Stable orbital integrals for classical Lie algebras and smooth integral models

TL;DR

This paper introduces a new stratification-based approach to describe stable orbital integrals for classical Lie algebras over non-Archimedean fields, providing explicit formulas, bounds, and conjectures on optimality.

Contribution

It offers a novel stratification and smoothing method for stable orbital integrals in classical Lie algebras, with explicit formulas and bounds, extending understanding across various types.

Findings

Closed formulas for certain low-rank cases

Lower bounds for all ranks n

Conjectures on optimality of bounds

Abstract

A main goal of this paper is to introduce a new description of the stable orbital integral for a regular semisimple element and for the unit element of the Hecke algebra in the case of $\mathfrak{gl}_{n,F}$, $\mathfrak{u}_{n,F}$, and $\mathfrak{sp}_{2n,F}$, by assigning a certain stratification and then smoothening each stratum, where $F$ is a non-Archimedean local field of any characteristic.
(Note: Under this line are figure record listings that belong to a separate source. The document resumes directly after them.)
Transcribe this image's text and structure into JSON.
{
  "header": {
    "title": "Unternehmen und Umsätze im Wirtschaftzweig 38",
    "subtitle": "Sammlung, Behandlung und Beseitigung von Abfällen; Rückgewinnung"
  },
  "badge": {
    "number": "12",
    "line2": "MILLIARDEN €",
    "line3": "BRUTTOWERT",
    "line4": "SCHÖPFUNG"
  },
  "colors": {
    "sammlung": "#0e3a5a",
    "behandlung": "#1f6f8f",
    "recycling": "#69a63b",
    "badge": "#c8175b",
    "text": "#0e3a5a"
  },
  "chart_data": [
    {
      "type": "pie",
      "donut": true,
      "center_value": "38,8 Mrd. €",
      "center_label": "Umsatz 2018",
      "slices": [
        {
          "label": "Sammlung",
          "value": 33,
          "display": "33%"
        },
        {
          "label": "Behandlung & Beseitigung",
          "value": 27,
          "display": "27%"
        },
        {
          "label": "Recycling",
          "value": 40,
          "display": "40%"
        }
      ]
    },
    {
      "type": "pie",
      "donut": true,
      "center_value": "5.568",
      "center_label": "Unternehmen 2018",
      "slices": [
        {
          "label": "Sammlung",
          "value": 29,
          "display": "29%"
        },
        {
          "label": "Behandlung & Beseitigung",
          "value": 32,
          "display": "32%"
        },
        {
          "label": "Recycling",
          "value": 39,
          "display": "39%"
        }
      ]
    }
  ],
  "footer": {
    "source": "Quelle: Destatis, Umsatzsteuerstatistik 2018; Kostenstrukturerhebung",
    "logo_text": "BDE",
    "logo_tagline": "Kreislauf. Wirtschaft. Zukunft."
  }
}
As applications, we will provide a closed formula for the stable orbital integral for $\mathfrak{gl}_{2,F}$, $\mathfrak{gl}_{3,F}$, and $\mathfrak{u}_{2,F}$. We will also provide a lower bound for the stable orbital integral for $\mathfrak{gl}_{n,F}$, $\mathfrak{u}_{n,F}$, and $\mathfrak{sp}_{2n,F}$ with all $n$. Finally we will propose conjectures that our lower bounds are optimal in a sense of the second leading term for $\mathfrak{gl}_{n,F}$ and the first leading term for $\mathfrak{u}_{n,F}$ and $\mathfrak{sp}_{2n,F}$. There is a restriction about the factorization of the characteristic polynomial arising from the parabolic descent when we work with $\mathfrak{u}_{n,F}$ and $\mathfrak{sp}_{2n,F}$, whereas this assumption does not appear in $\mathfrak{gl}_{n,F}$ case.